« Un jour viendra où tous les hommes de bonne volonté seront consolés… »

Dana est une jeune Damascène chrétienne.

Il y a encore eu 40 morts à Damas ce week-end… La guerre n’est donc pas finie ?
Oui, des pèlerins chiites ont été assassinés, il y a quelques jours, dans notre ville pourtant sécurisée.

Non, en effet, la guerre n’est pas finie et nous ne cessons pas de souffrir parce que vous cessez d’en parler, malheureusement.

Notre pays vit un calvaire interminable et, même s’il y a de véritables bonnes nouvelles, nous ne sommes pas débarrassés de ces attentats si meurtriers, mais également si difficiles à prévoir.

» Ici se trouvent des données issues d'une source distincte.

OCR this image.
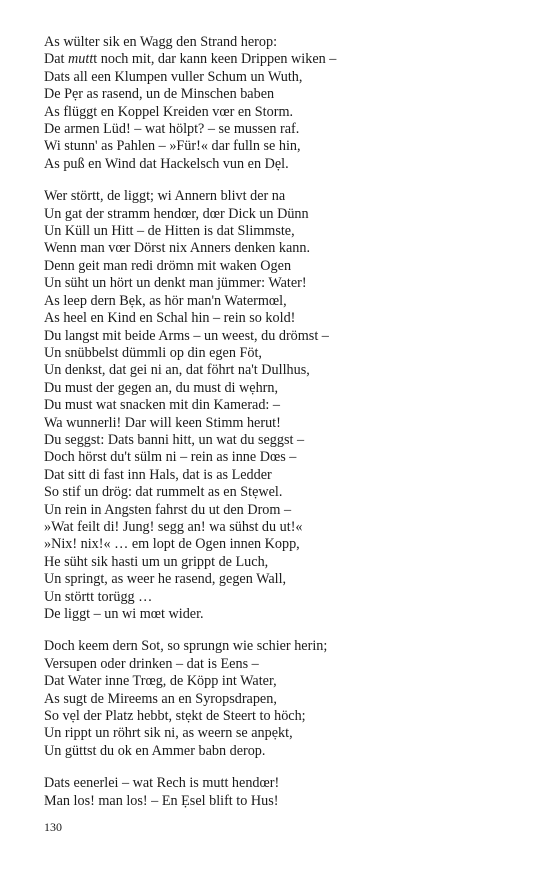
As wülter sik en Wagg den Strand herop:
Dat muttt noch mit, dar kann keen Drippen wiken –
Dats all een Klumpen vuller Schum un Wuth,
De Pẹr as rasend, un de Minschen baben
As flüggt en Koppel Kreiden vœr en Storm.
De armen Lüd! – wat hölpt? – se mussen raf.
Wi stunn' as Pahlen – »Für!« dar fulln se hin,
As puß en Wind dat Hackelsch vun en Dẹl.
Wer störtt, de liggt; wi Annern blivt der na
Un gat der stramm hendœr, dœr Dick un Dünn
Un Küll un Hitt – de Hitten is dat Slimmste,
Wenn man vœr Dörst nix Anners denken kann.
Denn geit man redi drömn mit waken Ogen
Un süht un hört un denkt man jümmer: Water!
As leep dern Bẹk, as hör man'n Watermœl,
As heel en Kind en Schal hin – rein so kold!
Du langst mit beide Arms – un weest, du drömst –
Un snübbelst dümmli op din egen Föt,
Un denkst, dat gei ni an, dat föhrt na't Dullhus,
Du must der gegen an, du must di wẹhrn,
Du must wat snacken mit din Kamerad: –
Wa wunnerli! Dar will keen Stimm herut!
Du seggst: Dats banni hitt, un wat du seggst –
Doch hörst du't sülm ni – rein as inne Dœs –
Dat sitt di fast inn Hals, dat is as Ledder
So stif un drög: dat rummelt as en Stẹwel.
Un rein in Angsten fahrst du ut den Drom –
»Wat feilt di! Jung! segg an! wa sühst du ut!«
»Nix! nix!« … em lopt de Ogen innen Kopp,
He süht sik hasti um un grippt de Luch,
Un springt, as weer he rasend, gegen Wall,
Un störtt torügg …
De liggt – un wi mœt wider.
Doch keem dern Sot, so sprungn wie schier herin;
Versupen oder drinken – dat is Eens –
Dat Water inne Trœg, de Köpp int Water,
As sugt de Mireems an en Syropsdrapen,
So vẹl der Platz hebbt, stẹkt de Steert to höch;
Un rippt un röhrt sik ni, as weern se anpẹkt,
Un güttst du ok en Ammer babn derop.
Dats eenerlei – wat Rech is mutt hendœr!
Man los! man los! – En Ẹsel blift to Hus!
130
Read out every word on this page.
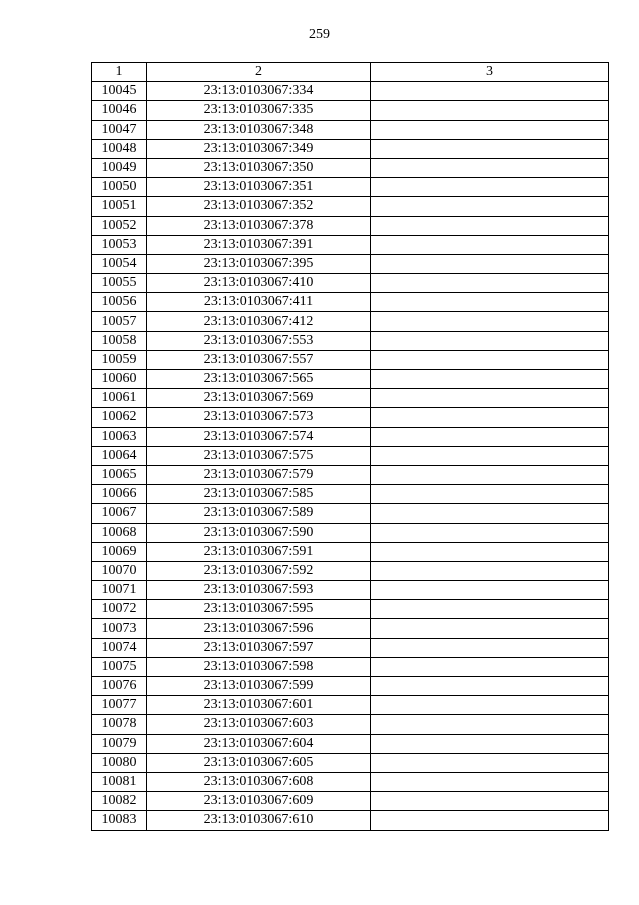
259
1	2	3
10045	23:13:0103067:334	
10046	23:13:0103067:335	
10047	23:13:0103067:348	
10048	23:13:0103067:349	
10049	23:13:0103067:350	
10050	23:13:0103067:351	
10051	23:13:0103067:352	
10052	23:13:0103067:378	
10053	23:13:0103067:391	
10054	23:13:0103067:395	
10055	23:13:0103067:410	
10056	23:13:0103067:411	
10057	23:13:0103067:412	
10058	23:13:0103067:553	
10059	23:13:0103067:557	
10060	23:13:0103067:565	
10061	23:13:0103067:569	
10062	23:13:0103067:573	
10063	23:13:0103067:574	
10064	23:13:0103067:575	
10065	23:13:0103067:579	
10066	23:13:0103067:585	
10067	23:13:0103067:589	
10068	23:13:0103067:590	
10069	23:13:0103067:591	
10070	23:13:0103067:592	
10071	23:13:0103067:593	
10072	23:13:0103067:595	
10073	23:13:0103067:596	
10074	23:13:0103067:597	
10075	23:13:0103067:598	
10076	23:13:0103067:599	
10077	23:13:0103067:601	
10078	23:13:0103067:603	
10079	23:13:0103067:604	
10080	23:13:0103067:605	
10081	23:13:0103067:608	
10082	23:13:0103067:609	
10083	23:13:0103067:610	
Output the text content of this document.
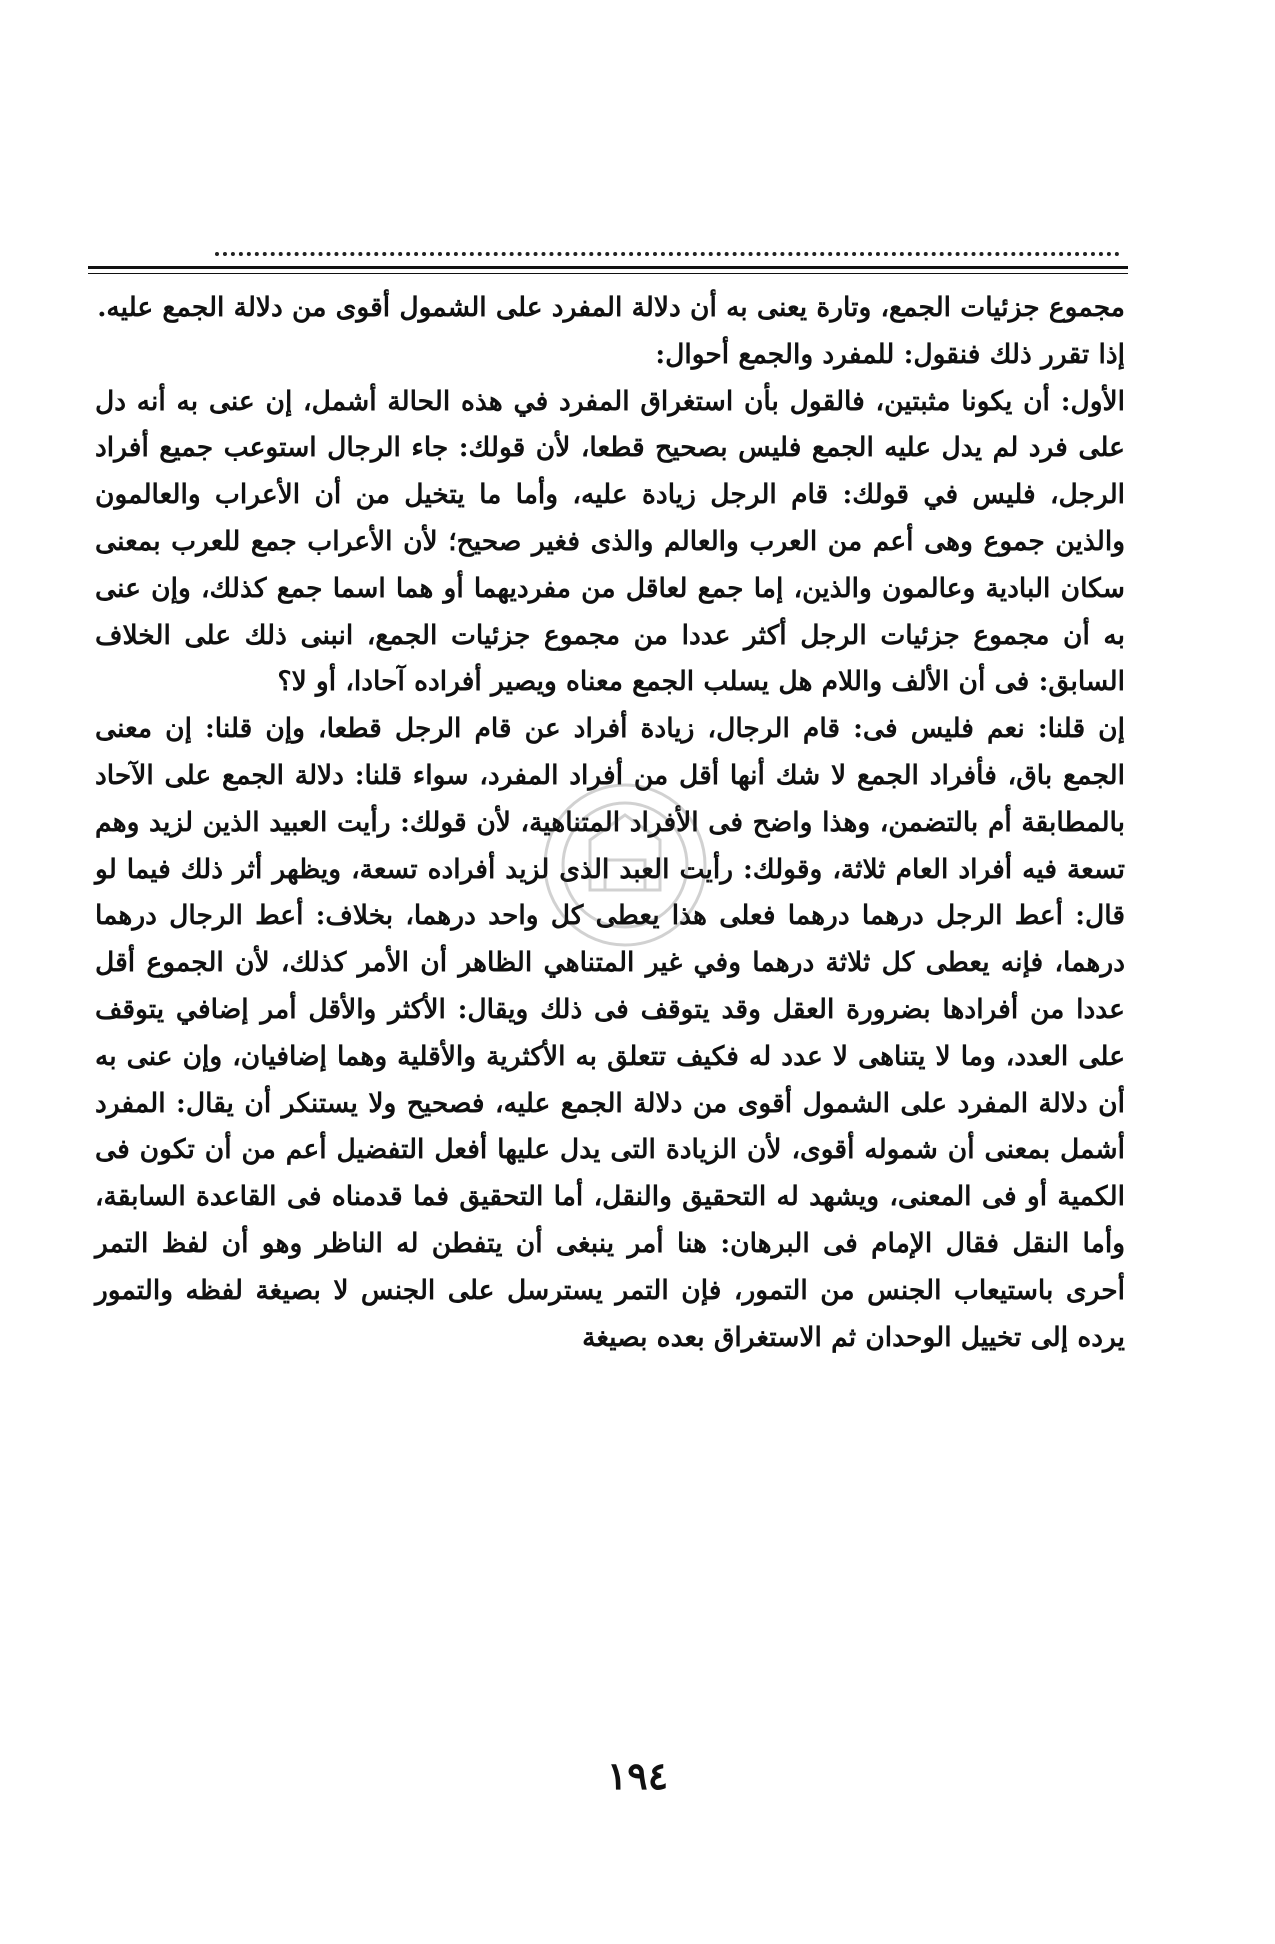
مجموع جزئيات الجمع، وتارة يعنى به أن دلالة المفرد على الشمول أقوى من دلالة الجمع عليه.

إذا تقرر ذلك فنقول: للمفرد والجمع أحوال:

الأول: أن يكونا مثبتين، فالقول بأن استغراق المفرد في هذه الحالة أشمل، إن عنى به أنه دل على فرد لم يدل عليه الجمع فليس بصحيح قطعا، لأن قولك: جاء الرجال استوعب جميع أفراد الرجل، فليس في قولك: قام الرجل زيادة عليه، وأما ما يتخيل من أن الأعراب والعالمون والذين جموع وهى أعم من العرب والعالم والذى فغير صحيح؛ لأن الأعراب جمع للعرب بمعنى سكان البادية وعالمون والذين، إما جمع لعاقل من مفرديهما أو هما اسما جمع كذلك، وإن عنى به أن مجموع جزئيات الرجل أكثر عددا من مجموع جزئيات الجمع، انبنى ذلك على الخلاف السابق: فى أن الألف واللام هل يسلب الجمع معناه ويصير أفراده آحادا، أو لا؟

إن قلنا: نعم فليس فى: قام الرجال، زيادة أفراد عن قام الرجل قطعا، وإن قلنا: إن معنى الجمع باق، فأفراد الجمع لا شك أنها أقل من أفراد المفرد، سواء قلنا: دلالة الجمع على الآحاد بالمطابقة أم بالتضمن، وهذا واضح فى الأفراد المتناهية، لأن قولك: رأيت العبيد الذين لزيد وهم تسعة فيه أفراد العام ثلاثة، وقولك: رأيت العبد الذى لزيد أفراده تسعة، ويظهر أثر ذلك فيما لو قال: أعط الرجل درهما درهما فعلى هذا يعطى كل واحد درهما، بخلاف: أعط الرجال درهما درهما، فإنه يعطى كل ثلاثة درهما وفي غير المتناهي الظاهر أن الأمر كذلك، لأن الجموع أقل عددا من أفرادها بضرورة العقل وقد يتوقف فى ذلك ويقال: الأكثر والأقل أمر إضافي يتوقف على العدد، وما لا يتناهى لا عدد له فكيف تتعلق به الأكثرية والأقلية وهما إضافيان، وإن عنى به أن دلالة المفرد على الشمول أقوى من دلالة الجمع عليه، فصحيح ولا يستنكر أن يقال: المفرد أشمل بمعنى أن شموله أقوى، لأن الزيادة التى يدل عليها أفعل التفضيل أعم من أن تكون فى الكمية أو فى المعنى، ويشهد له التحقيق والنقل، أما التحقيق فما قدمناه فى القاعدة السابقة، وأما النقل فقال الإمام فى البرهان: هنا أمر ينبغى أن يتفطن له الناظر وهو أن لفظ التمر أحرى باستيعاب الجنس من التمور، فإن التمر يسترسل على الجنس لا بصيغة لفظه والتمور يرده إلى تخييل الوحدان ثم الاستغراق بعده بصيغة

١٩٤
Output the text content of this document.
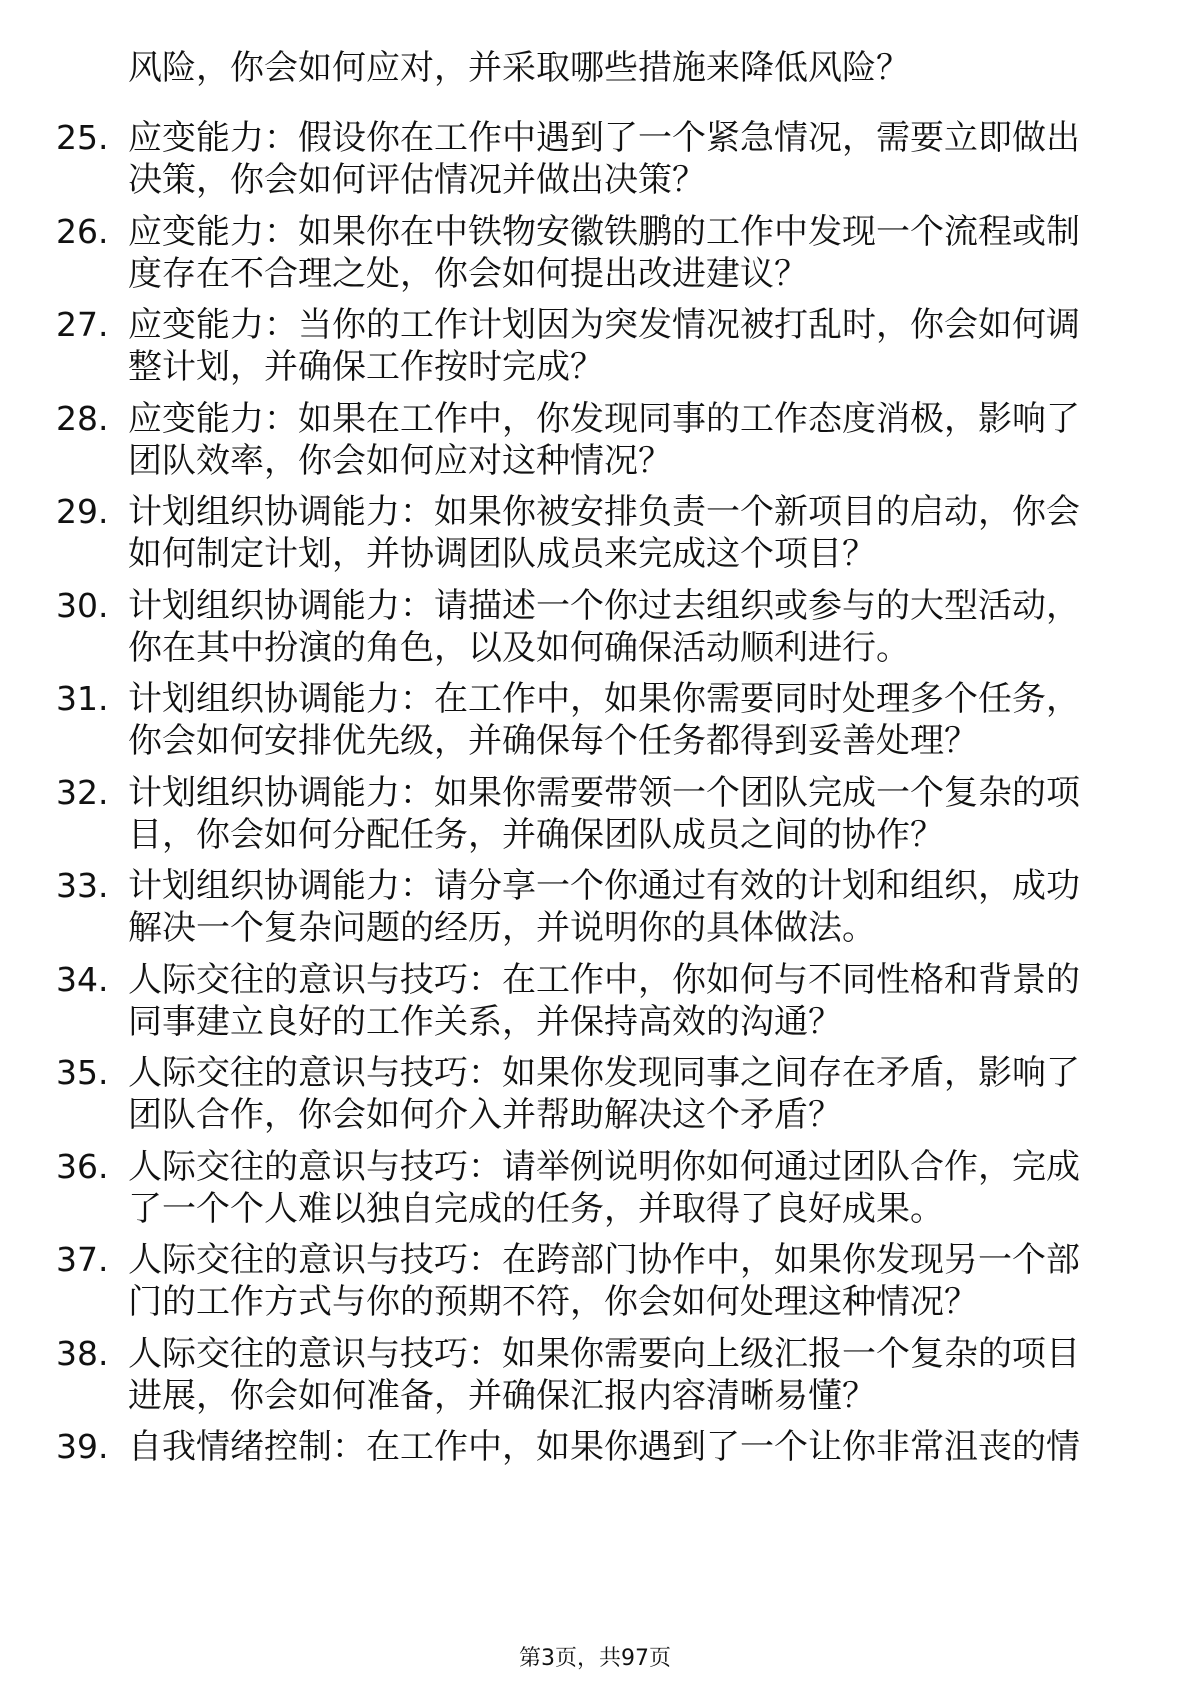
风险，你会如何应对，并采取哪些措施来降低风险？
25. 应变能力：假设你在工作中遇到了一个紧急情况，需要立即做出
决策，你会如何评估情况并做出决策？
26. 应变能力：如果你在中铁物安徽铁鹏的工作中发现一个流程或制
度存在不合理之处，你会如何提出改进建议？
27. 应变能力：当你的工作计划因为突发情况被打乱时，你会如何调
整计划，并确保工作按时完成？
28. 应变能力：如果在工作中，你发现同事的工作态度消极，影响了
团队效率，你会如何应对这种情况？
29. 计划组织协调能力：如果你被安排负责一个新项目的启动，你会
如何制定计划，并协调团队成员来完成这个项目？
30. 计划组织协调能力：请描述一个你过去组织或参与的大型活动，
你在其中扮演的角色，以及如何确保活动顺利进行。
31. 计划组织协调能力：在工作中，如果你需要同时处理多个任务，
你会如何安排优先级，并确保每个任务都得到妥善处理？
32. 计划组织协调能力：如果你需要带领一个团队完成一个复杂的项
目，你会如何分配任务，并确保团队成员之间的协作？
33. 计划组织协调能力：请分享一个你通过有效的计划和组织，成功
解决一个复杂问题的经历，并说明你的具体做法。
34. 人际交往的意识与技巧：在工作中，你如何与不同性格和背景的
同事建立良好的工作关系，并保持高效的沟通？
35. 人际交往的意识与技巧：如果你发现同事之间存在矛盾，影响了
团队合作，你会如何介入并帮助解决这个矛盾？
36. 人际交往的意识与技巧：请举例说明你如何通过团队合作，完成
了一个个人难以独自完成的任务，并取得了良好成果。
37. 人际交往的意识与技巧：在跨部门协作中，如果你发现另一个部
门的工作方式与你的预期不符，你会如何处理这种情况？
38. 人际交往的意识与技巧：如果你需要向上级汇报一个复杂的项目
进展，你会如何准备，并确保汇报内容清晰易懂？
39. 自我情绪控制：在工作中，如果你遇到了一个让你非常沮丧的情
第3页，共97页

Il existe dans notre pays des monstres déterminés à le détruire jusqu’à ce qu’il plie.

C’est un mauvais calcul : après six ans, nous savons désormais que nous sommes plus forts que cette menace et que nous n’abandonnerons notre pays pour rien au monde.


« Nous », ce sont les Syriens ?
Oui, bien sûr.

Je suis chrétienne et nous avons beaucoup souffert pendant cette guerre, mais pas principalement parce que nous étions chrétiens, surtout parce que nous étions Syriens.

La meilleure preuve est que cet attentat terrible du week-end dernier – et qui n’est pas le premier – visait la communauté chiite et non la communauté chrétienne.

Les chiites eux aussi, tout comme les Alaouites, paient le prix fort de cette guerre.

En définitive, cela nous montre bien que c’est la Syrie tout entière qui souffre et, lorsque nous chrétiens avons été visés, j’ai eu des témoignages de soutien et de sympathie de la part de toutes les communautés du pays, sans exception.

Tous les Syriens ont perdu un proche, leur travail, leur maison… Et tous ont vu leur pays s’affaiblir. Cela nous a assez ironiquement unis plus qu’autre chose en réalité.

Nous entendons parfois une vision très religieuse du conflit et ce n’est vraiment pas juste, ni conforme à la réalité.

Il y a, bien entendu, des revendications religieuses de la part des sunnites radicaux qui forment “l’opposition”, mais le pays est majoritairement sunnite, et pourtant majoritairement opposé à ces fous furieux.

Nous sommes Syriens et c’est sans doute notre force dans cette guerre, et la raison pour laquelle ils ne la gagneront pas.


Qu’espérez-vous encore ?
La paix. Que vous répondre d’autre ?

Cette guerre nous semble interminable, mais d’autres conflits ont été plus longs encore, à commencer par celui de nos voisins libanais.

J’espère de tout mon cœur la fin de ces horreurs chaque jour.

En attendant, nous menons notre vie avec la mort qui nous côtoie, et nous lui découvrons un sens nouveau, peut-être plus précieux encore.

Mon espérance, ensuite, vient de Dieu et je sais que ses voies sont parfois impénétrables… Mais je Lui fais confiance, et j’avance ainsi.

Un jour viendra où tous les hommes de bonne volonté seront consolés, je le sais.